Comparison of the salivary levels of Streptococcus mutans in pediatric patients with Early Childhood Caries after the application of Silver Diamine Fluoride or 5% Sodium Fluoride Varnish

Detailed Description

Dental caries is the most common chronic disease in children (Benjamin, 2010). Studies suggest there is a positive correlation between bacterial titers of Streptococcus mutans and dental caries (Pannu et. al., 2013). National surveys suggest children 2 to 5 years old have 27.90% of primary teeth with caries. This number near doubles to 51.17% for children 6 to 11 years old (United States, National Health and Nutrition Examination Survey, 1999-2004). The American Academy of Pediatric Dentistry discusses this prevalence, in particular the finding of caries in young children, calling it early childhood caries (ECC), defined as "the presence of 1 or more decayed (noncavitated or cavitated lesions), missing (due to caries), or filled tooth surfaces in any primary tooth in a child 71 months of age or younger" or severe early childhood caries (S-ECC), defined as any sign of smooth surface caries in children younger than three years of age (AAPD, 2008). Oral health disparities also vary by race, ethnicity and socioeconomic status. Among children ages 3-5 years old, the prevalence of dental caries was significantly higher for non-Hispanic black individuals, 19%, compared to non-Hispanic white individuals, 11%. Furthermore, the prevalence of dental caries was nearly twice as high for Hispanic individuals, 26%, compared to non-Hispanic white individuals (Dye et. al., 2012).
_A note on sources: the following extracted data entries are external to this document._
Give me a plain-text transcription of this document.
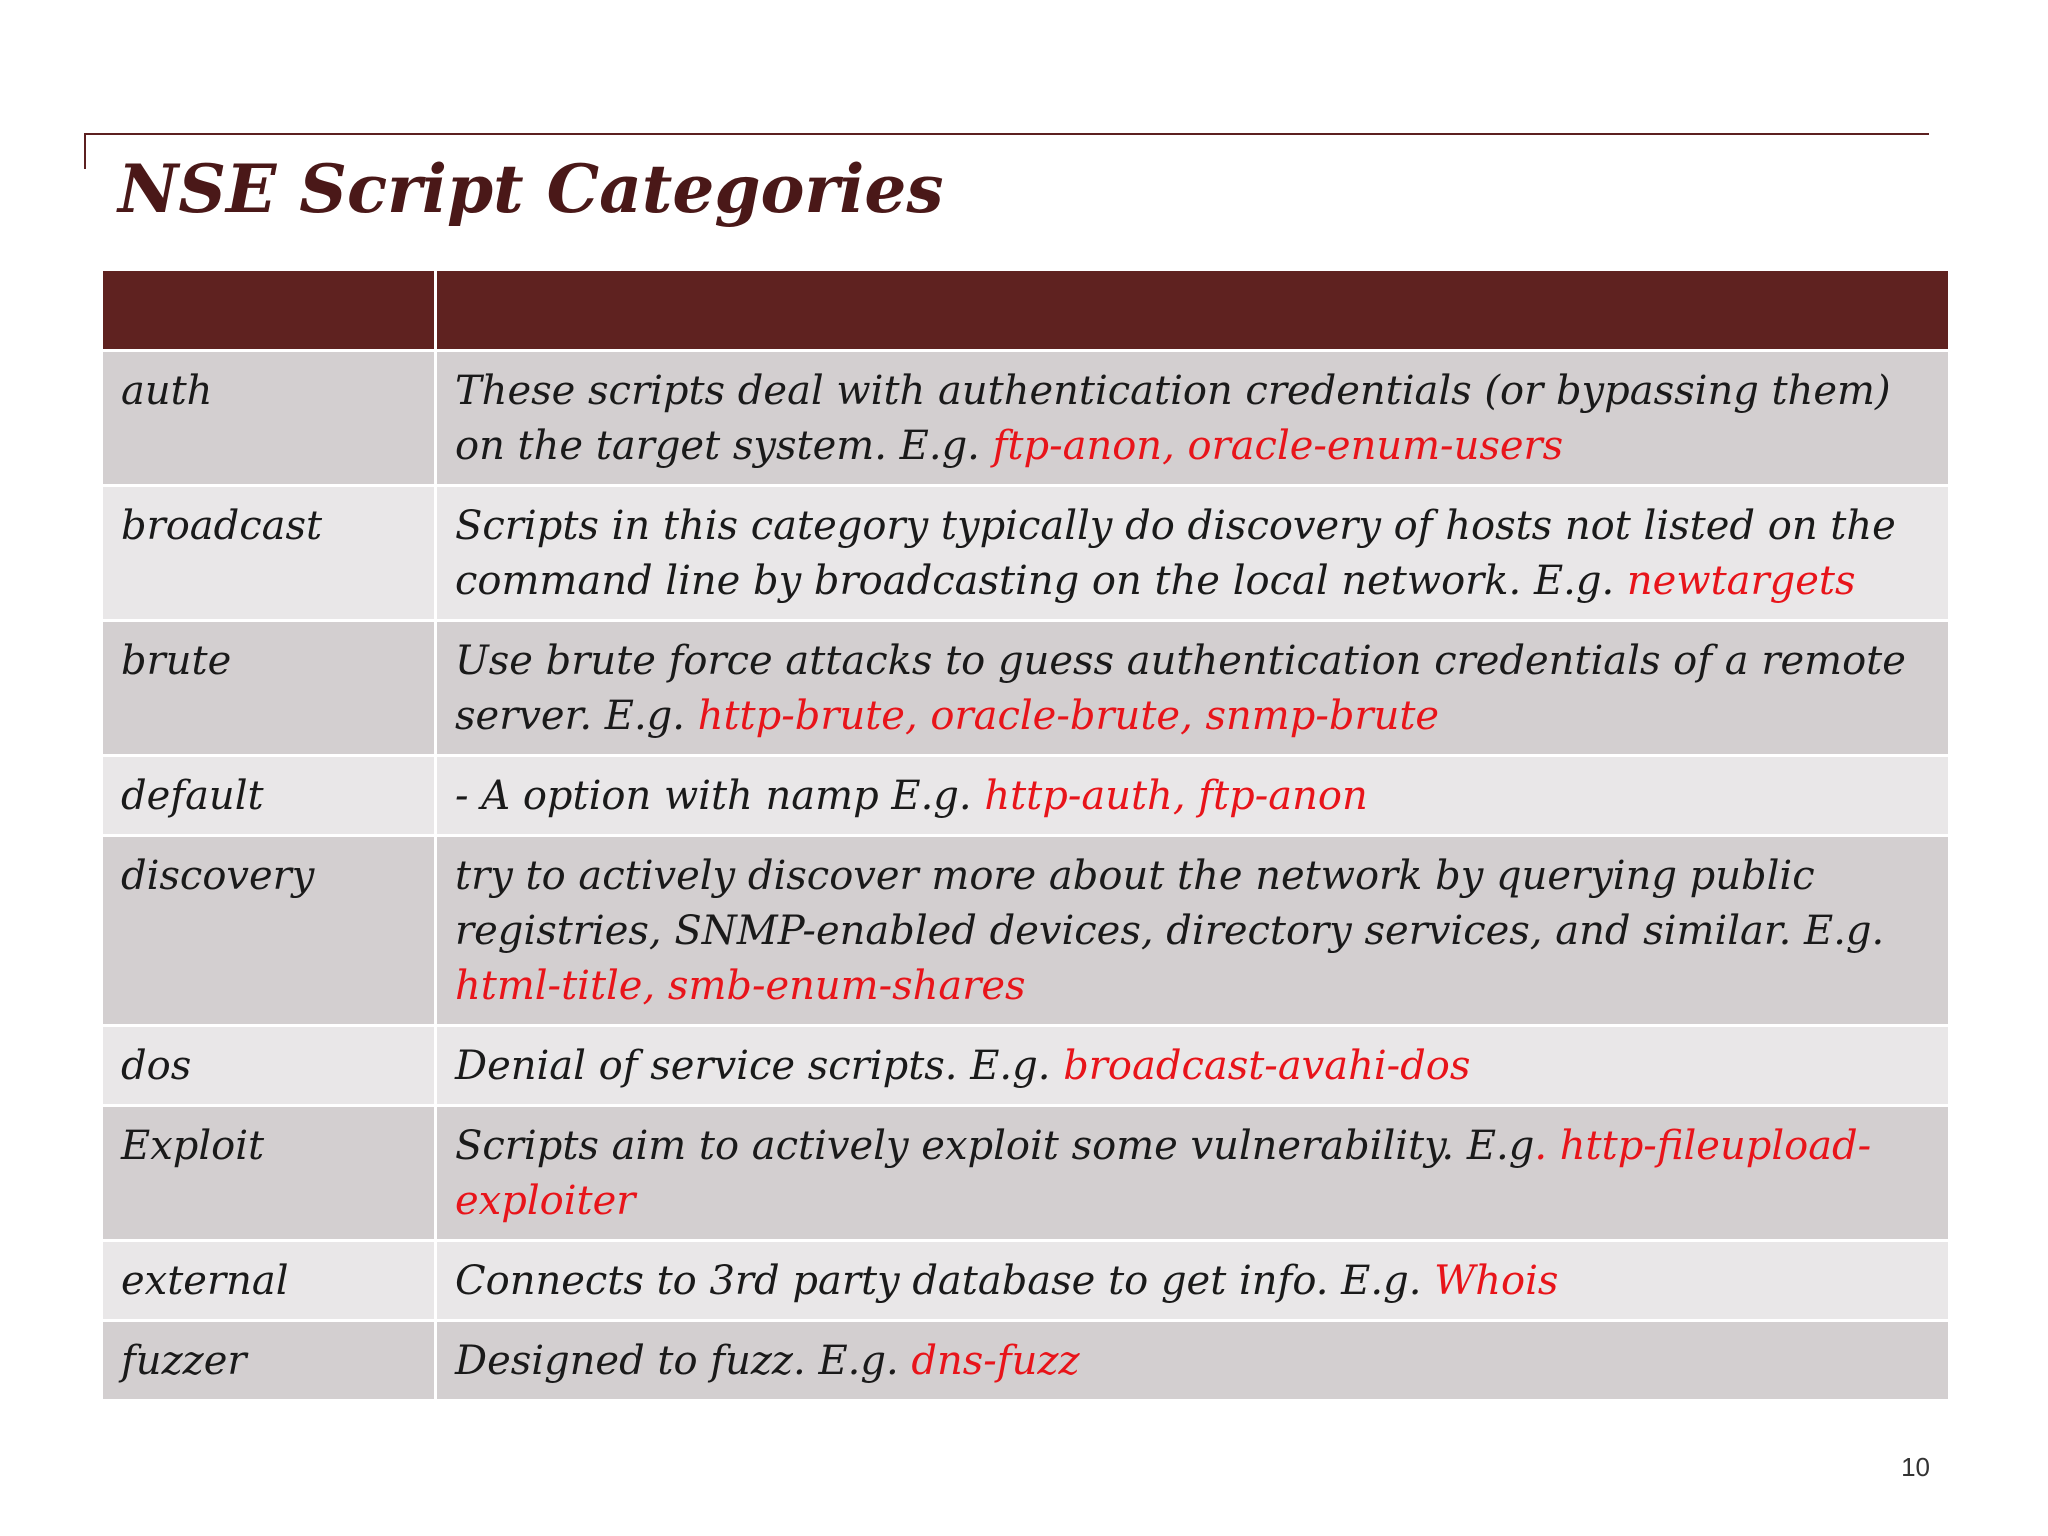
NSE Script Categories

auth	These scripts deal with authentication credentials (or bypassing them) on the target system. E.g. ftp-anon, oracle-enum-users
broadcast	Scripts in this category typically do discovery of hosts not listed on the command line by broadcasting on the local network. E.g. newtargets
brute	Use brute force attacks to guess authentication credentials of a remote server. E.g. http-brute, oracle-brute, snmp-brute
default	- A option with namp E.g. http-auth, ftp-anon
discovery	try to actively discover more about the network by querying public registries, SNMP-enabled devices, directory services, and similar. E.g. html-title, smb-enum-shares
dos	Denial of service scripts. E.g. broadcast-avahi-dos
Exploit	Scripts aim to actively exploit some vulnerability. E.g. http-fileupload-exploiter
external	Connects to 3rd party database to get info. E.g. Whois
fuzzer	Designed to fuzz. E.g. dns-fuzz
10
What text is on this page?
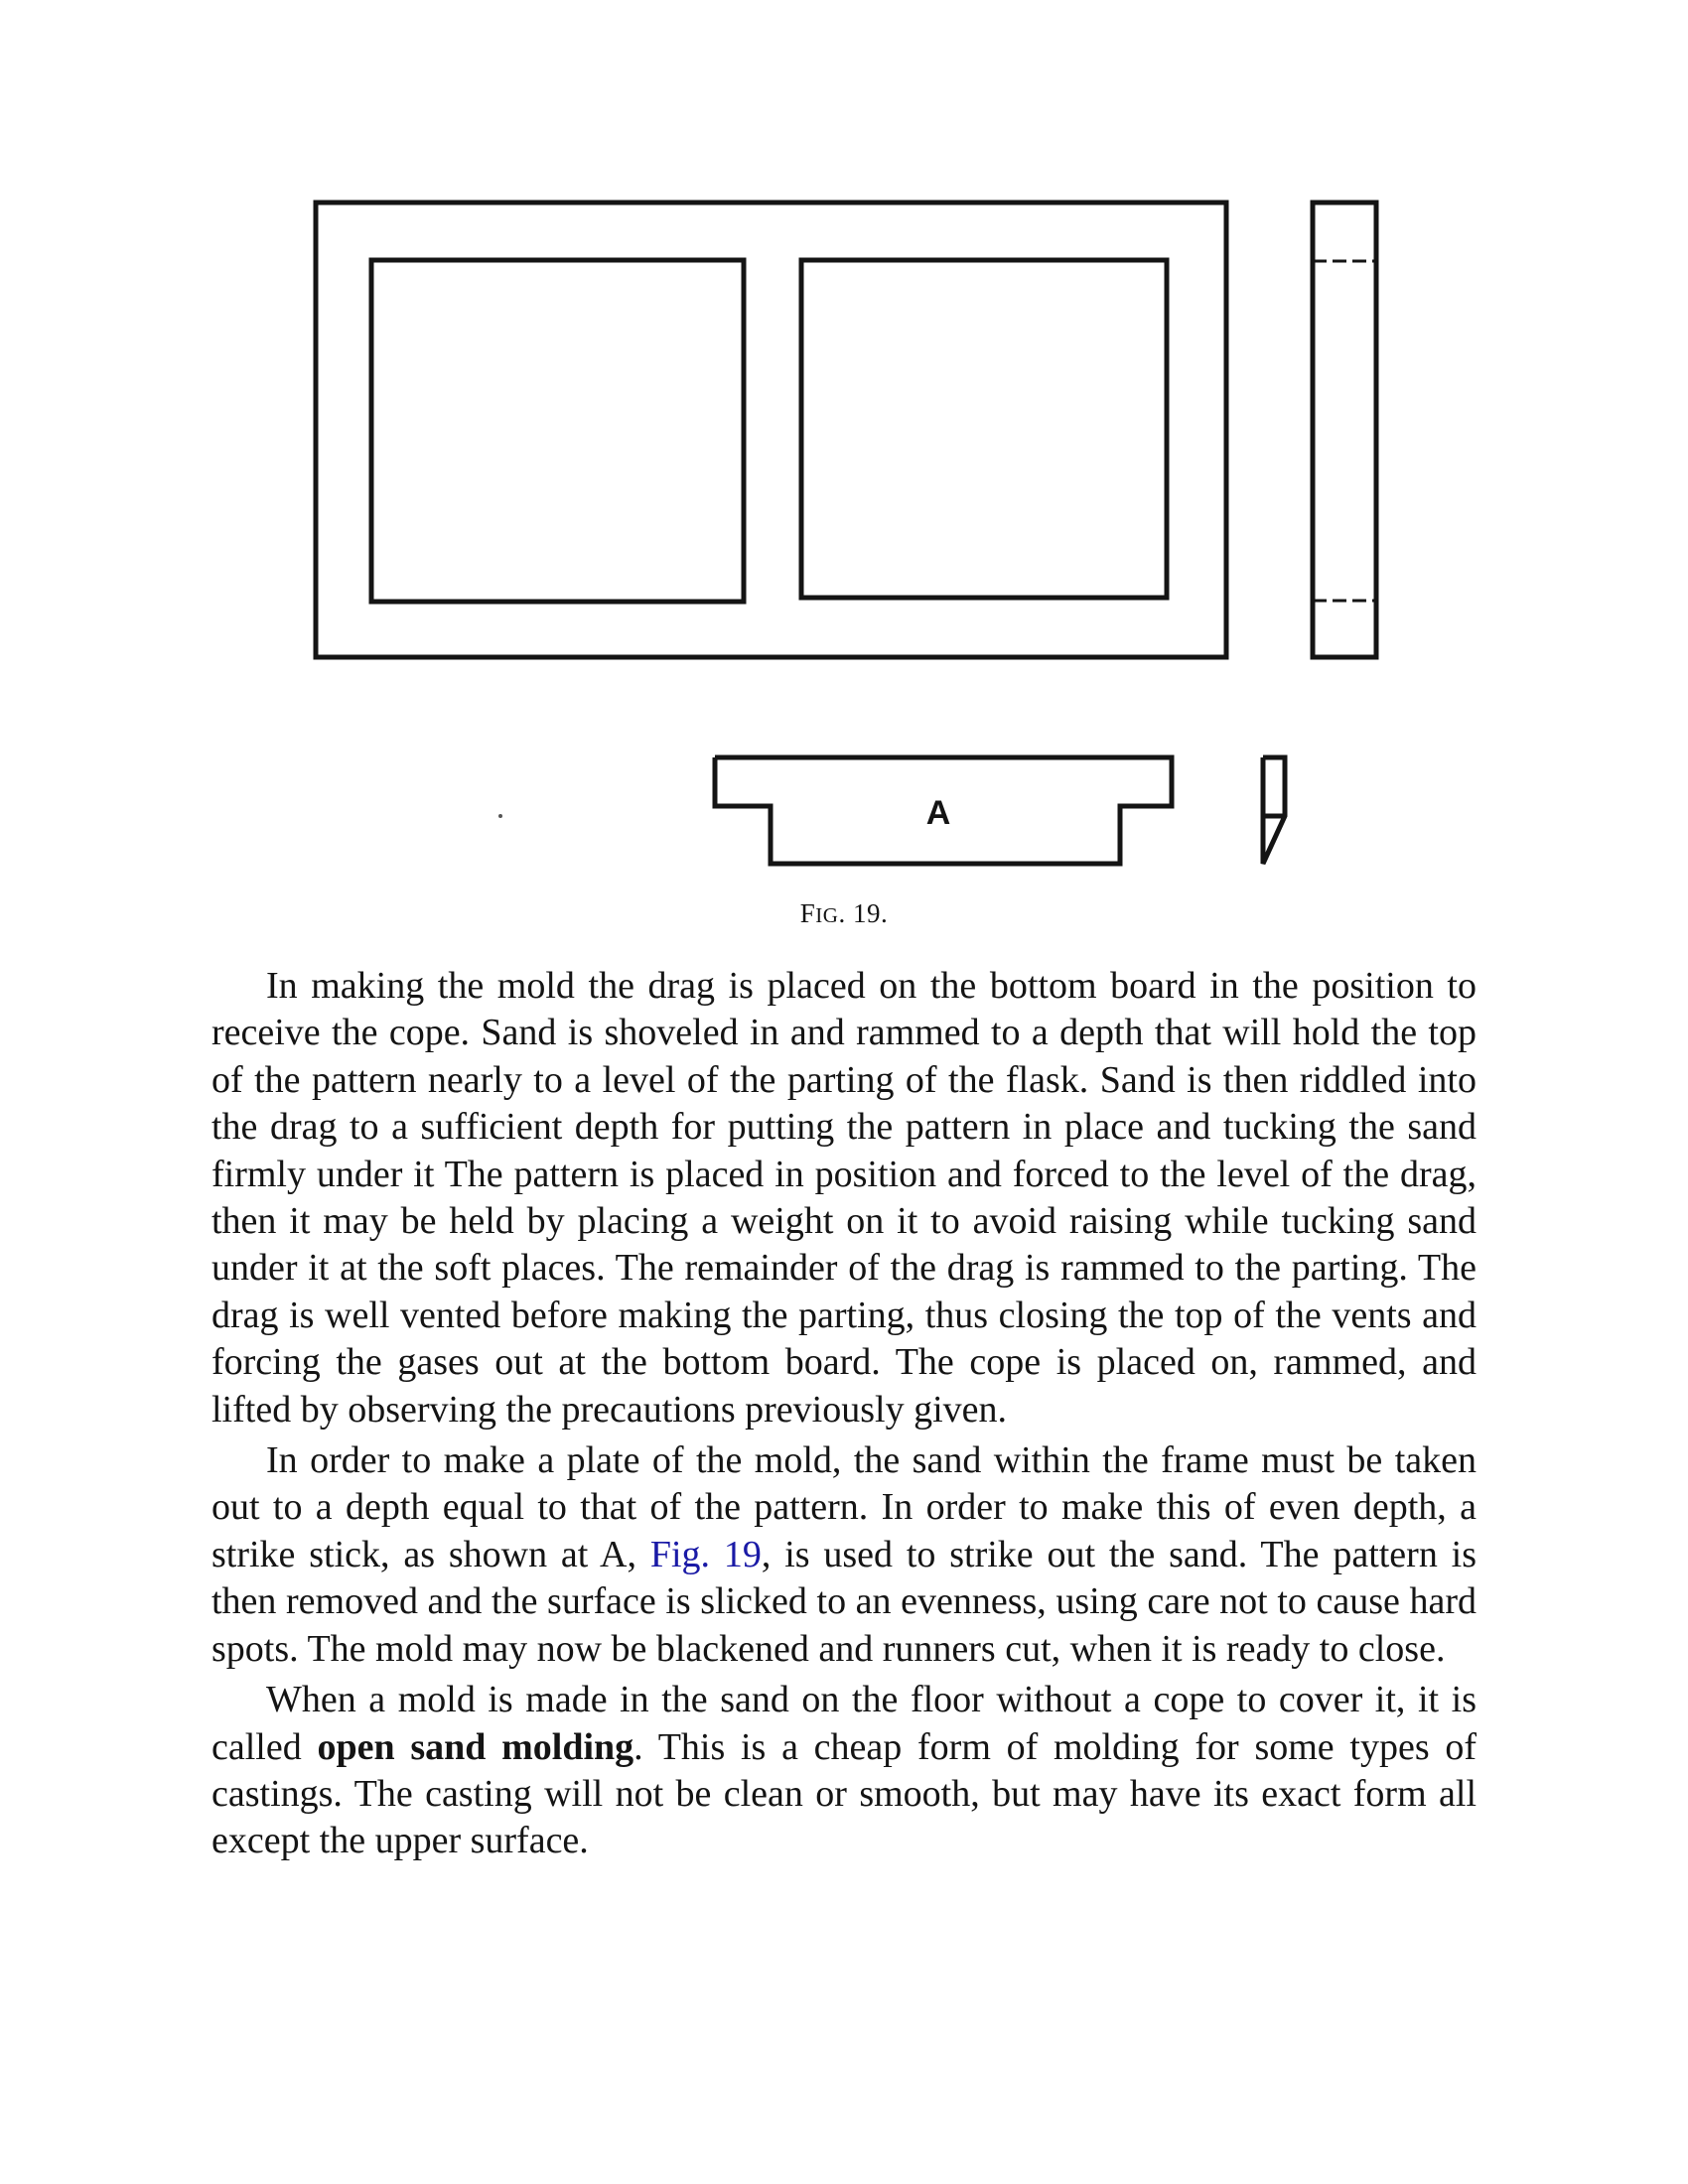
A
FIG. 19.

In making the mold the drag is placed on the bottom board in the position to receive the cope. Sand is shoveled in and rammed to a depth that will hold the top of the pattern nearly to a level of the parting of the flask. Sand is then riddled into the drag to a sufficient depth for putting the pattern in place and tucking the sand firmly under it The pattern is placed in position and forced to the level of the drag, then it may be held by placing a weight on it to avoid raising while tucking sand under it at the soft places. The remainder of the drag is rammed to the parting. The drag is well vented before making the parting, thus closing the top of the vents and forcing the gases out at the bottom board. The cope is placed on, rammed, and lifted by observing the precautions previously given.

In order to make a plate of the mold, the sand within the frame must be taken out to a depth equal to that of the pattern. In order to make this of even depth, a strike stick, as shown at A, Fig. 19, is used to strike out the sand. The pattern is then removed and the surface is slicked to an evenness, using care not to cause hard spots. The mold may now be blackened and runners cut, when it is ready to close.

When a mold is made in the sand on the floor without a cope to cover it, it is called open sand molding. This is a cheap form of molding for some types of castings. The casting will not be clean or smooth, but may have its exact form all except the upper surface.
The use of fluoride in dentistry has played a significant role in reducing the prevalence and severity of dental caries. Water fluoridation is considered to be one of the ten greatest achievements in public health of the twentieth century (CDC, 1999). Sodium Fluoride (SF) varnishes have become a mainstay in many pediatric dental practices. Despite their intended use as desensitizing agents, fluoride varnishes are used routinely to inhibit the demineralization of enamel, promote remineralization of enamel, and arrest early enamel carious lesions (Chu et. al, 2008, CDC 2001). Fluoride also interferes with cariogenic bacteria's ability to metabolize carbohydrates, reducing their acid production, and ability to adhere to tooth surfaces, possibly reducing their ability to initiate decay (CDC, 2001). The ability of fluoride, namely SF varnishes to effect bacterial counts of S. mutans has been described in a limited extent in the literature. Chandak describes fluoride varnish's ability to reduce S. mutans counts in dental plaque, suggesting another way fluoride aids in the reduction on dental caries (Chandak et. al., 2016). However, other studies do not support SF varnishes abilities to significantly reduce plaque S. mutans counts (Sajjan, et. al., 2013). Other studies attempt to examine the effects of fluoride varnishes' ability to effect S. mutans adherence and biofilm formation. In their study Chau et. al, described a reduction in

1. mutans adhesion and subsequent biofilm accumulation in the presence of a number of commercially available SF varnishes (Chau et. al, 2014).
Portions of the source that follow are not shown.